FRANCES HA follows an aimless 20-something woman in New York City as she attempts to figure out her life. And if that sounds like a cliché, the execution certainly isn’t. Co-written by director Noah Baumbach and lead actress Greta Gerwig, the film toes a careful line between bleak and lighthearted, balancing a character who makes plenty of mistakes but has her heart in the right place. Enjoyment of the film is going to be pretty dependent on whether the viewer likes Frances or not, but for me, Gerwig has the charm and sincerity to pull it off from the start. And Baumbach’s direction keeps the black and white filming as playful as its subject. A favorite moment has to be Frances embarking on the most disappointing Paris trip in film history. But what stays with me more than anything are the explorations of themes severely lacking in cinema: the idea that creative ambition doesn’t have to end in wild success or miserable failure; and the elevation of friendship to the status usually reserved for romance. More of that, please.
695. Blue Is the Warmest Color
If you want to see my reaction as a comic, check out my cameo on Jordan Jeffries’ blog, where he’s chronicling everything he sees in theaters.
I was pretty excited when I went to see this French coming of age film, since there are few quality lesbian films in the world, and hardly any that I would consider Criterion caliber. Unfortunately, I found BLUE IS THE WARMEST COLOR to be a disappointment. The script seemed to confuse meaningful looks and beautiful close-ups with actual character development; I felt like I sat through the entire three-hour epic without learning anything substantial about either protagonist, other than the fact of their being in love. (This is through no fault of the wonderful actors.) The motifs I found interesting—self discovery, the minefield of high school opinion, the clash of differing backgrounds and professional goals, the insufferable side of the art world—were usually dropped without deeper exploration or even resolution. And what was left felt more like a romanticized fantasy than an actual comment on relationships. Despite my flippant drawing below, one thing I actually quite enjoyed was the controversial and very explicit portrayal of sex. Regardless of its accuracy, it was nice to see lesbian sex shown as rough and passionate, not just gentle and fluffy all the time.

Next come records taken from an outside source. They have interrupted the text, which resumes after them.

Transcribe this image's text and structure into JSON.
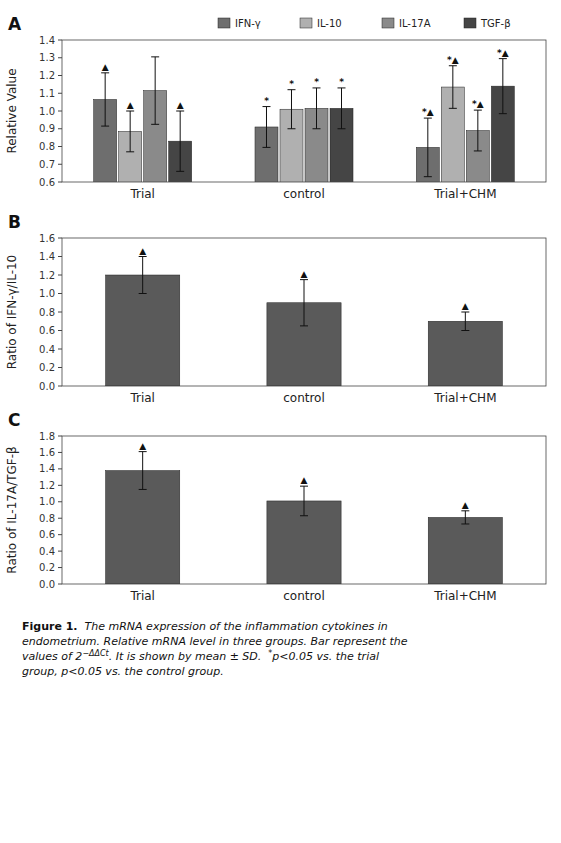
{
  "chart_data": [
    {
      "type": "bar",
      "label": "A",
      "categories": [
        "Trial",
        "control",
        "Trial+CHM"
      ],
      "series": [
        {
          "name": "IFN-γ",
          "color": "#6e6e6e",
          "values": [
            1.065,
            0.91,
            0.795
          ],
          "errors": [
            0.15,
            0.115,
            0.165
          ],
          "annotations": [
            "▲",
            "*",
            "*▲"
          ]
        },
        {
          "name": "IL-10",
          "color": "#b0b0b0",
          "values": [
            0.885,
            1.01,
            1.135
          ],
          "errors": [
            0.115,
            0.11,
            0.12
          ],
          "annotations": [
            "▲",
            "*",
            "*▲"
          ]
        },
        {
          "name": "IL-17A",
          "color": "#8a8a8a",
          "values": [
            1.115,
            1.015,
            0.89
          ],
          "errors": [
            0.19,
            0.115,
            0.115
          ],
          "annotations": [
            null,
            "*",
            "*▲"
          ]
        },
        {
          "name": "TGF-β",
          "color": "#454545",
          "values": [
            0.83,
            1.015,
            1.14
          ],
          "errors": [
            0.17,
            0.115,
            0.155
          ],
          "annotations": [
            "▲",
            "*",
            "*▲"
          ]
        }
      ],
      "ylabel": "Relative Value",
      "ylim": [
        0.6,
        1.4
      ],
      "yticks": [
        0.6,
        0.7,
        0.8,
        0.9,
        {
          "value": 1.0,
          "label": "1.0"
        },
        1.1,
        1.2,
        1.3,
        1.4
      ],
      "legend": "top",
      "grid": false
    },
    {
      "type": "bar",
      "label": "B",
      "categories": [
        "Trial",
        "control",
        "Trial+CHM"
      ],
      "values": [
        1.2,
        0.9,
        0.7
      ],
      "errors": [
        0.2,
        0.25,
        0.1
      ],
      "annotations": [
        "▲",
        "▲",
        "▲"
      ],
      "color": "#5a5a5a",
      "ylabel": "Ratio of IFN-γ/IL-10",
      "ylim": [
        0,
        1.6
      ],
      "yticks": [
        {
          "value": 0,
          "label": "0.0"
        },
        0.2,
        0.4,
        0.6,
        0.8,
        {
          "value": 1.0,
          "label": "1.0"
        },
        1.2,
        1.4,
        1.6
      ],
      "grid": false
    },
    {
      "type": "bar",
      "label": "C",
      "categories": [
        "Trial",
        "control",
        "Trial+CHM"
      ],
      "values": [
        1.38,
        1.01,
        0.81
      ],
      "errors": [
        0.23,
        0.18,
        0.08
      ],
      "annotations": [
        "▲",
        "▲",
        "▲"
      ],
      "color": "#5a5a5a",
      "ylabel": "Ratio of IL-17A/TGF-β",
      "ylim": [
        0,
        1.8
      ],
      "yticks": [
        {
          "value": 0,
          "label": "0.0"
        },
        0.2,
        0.4,
        0.6,
        0.8,
        {
          "value": 1.0,
          "label": "1.0"
        },
        1.2,
        1.4,
        1.6,
        1.8
      ],
      "grid": false
    }
  ],
  "caption": {
    "title": "Figure 1.",
    "lines": [
      "The mRNA expression of the inflammation cytokines in",
      "endometrium. Relative mRNA level in three groups. Bar represent the",
      [
        "values of 2",
        "−ΔΔCt",
        ". It is shown by mean ± SD.  ",
        "*",
        "p<0.05 vs. the trial"
      ],
      "group, p<0.05 vs. the control group."
    ]
  }
}
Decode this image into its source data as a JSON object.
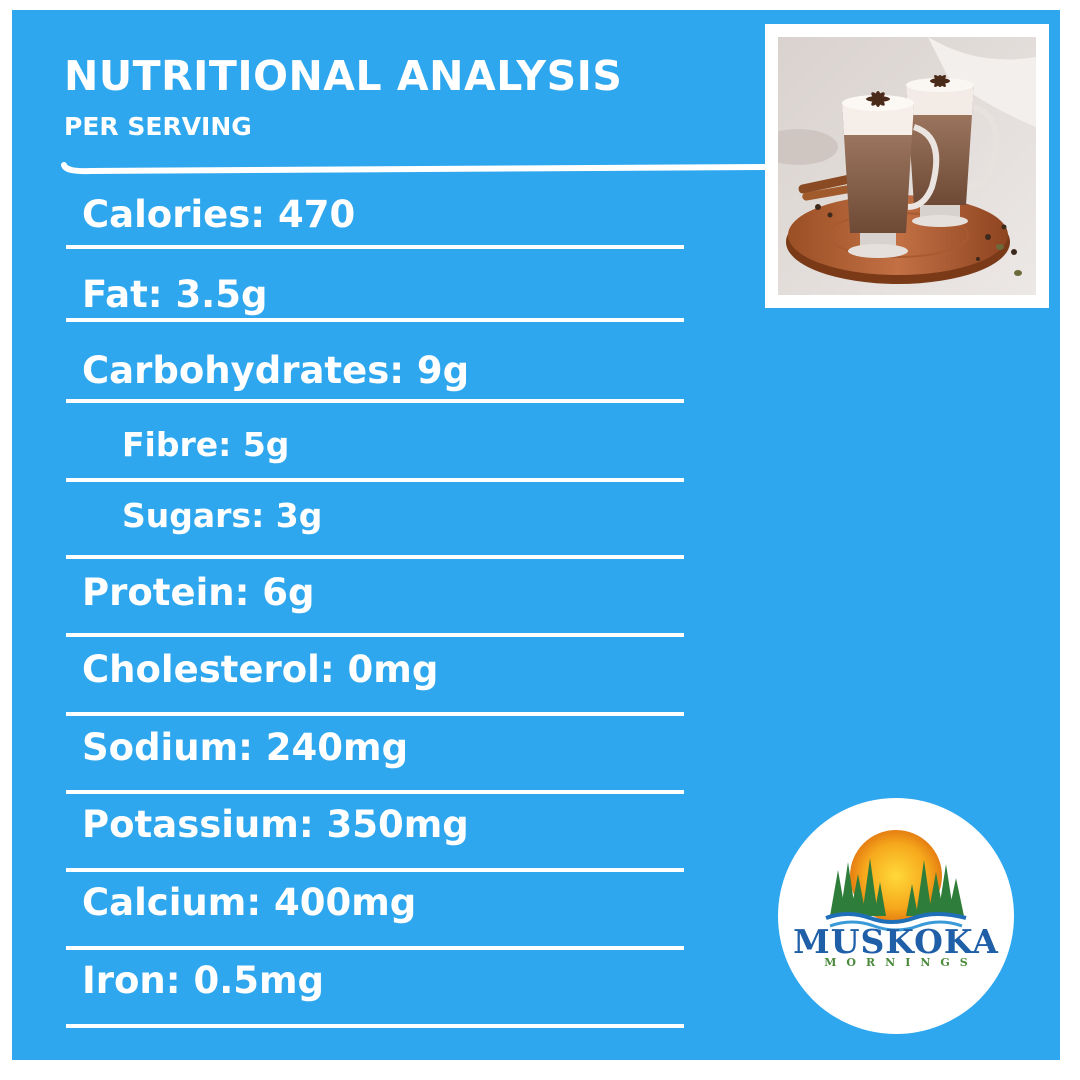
{
  "header": {
    "title": "NUTRITIONAL ANALYSIS",
    "subtitle": "PER SERVING"
  },
  "nutrients": [
    {
      "label": "Calories:  470"
    },
    {
      "label": "Fat: 3.5g"
    },
    {
      "label": "Carbohydrates: 9g"
    },
    {
      "label": "Fibre: 5g"
    },
    {
      "label": "Sugars: 3g"
    },
    {
      "label": "Protein: 6g"
    },
    {
      "label": "Cholesterol: 0mg"
    },
    {
      "label": "Sodium: 240mg"
    },
    {
      "label": "Potassium: 350mg"
    },
    {
      "label": "Calcium: 400mg"
    },
    {
      "label": "Iron: 0.5mg"
    }
  ],
  "logo": {
    "name": "MUSKOKA",
    "tagline": "MORNINGS",
    "name_color": "#1f5fa8",
    "tagline_color": "#4a8a3a"
  },
  "colors": {
    "background": "#2fa7ee",
    "text": "#ffffff"
  },
  "icons": {
    "photo": "chai-latte-photo",
    "logo": "muskoka-mornings-logo"
  }
}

Hey, it’s Saturday, so I thought I’d celebrate the weekend (not to mention Pride Weekend here in NYC) with the film WEEKEND. Appropriate, no?
I was blown away when I first saw Andrew Haigh’s moving, poignant romance WEEKEND, and naturally enthusiastic when Criterion decided to release it. Taking place between a Friday night and a Sunday evening, the film follows Russell and Glen, whose one-night stand turns into a beautiful two-day affair where they discuss their aspirations, their relationships and family, and their experiences as gay men. Their conversations resonate with me deeply, in a way that few contemporary queer films do. I love how their characters straddle either side of the imagined “too out” or “not out enough” fence. And I particularly enjoy the cheekiness when Glen questions why straight people will see films about murder and rape, then claim that they can’t relate to a gay storyline. The acting from Tom Cullen and Chris New is natural and wonderful, and the filming is so intimate it feels voyeuristic. I can’t recommend it enough, even if you’re not very interested in romance (which I’m not), or not very interested in queer cinema (which I am).
597. Tiny Furniture
Newcomer at the time Lena Dunham essentially plays herself in her film TINY FURNITURE, a failure-at-coming-of-age story about the nebulous limbo between college and Real Life. The character she plays, Aura, has just returned home and should probably start making something of herself. Instead, she neglects her menial job, chases after douchebag boys, and tries her hardest to crawl back into the womb. The movie is filled with painful and funny vignettes, and it has a dry confessional style that comes off as honest, not contrived. But although I laughed, I tend to have a difficult time with unlikable protagonists. Here I found hardly anything relatable about Aura’s particular brand of entitled self-pity. So this might not be my genre, but I’m still looking forward to watching GIRLS, Dunham’s well-hyped HBO series, to see what else she has to say.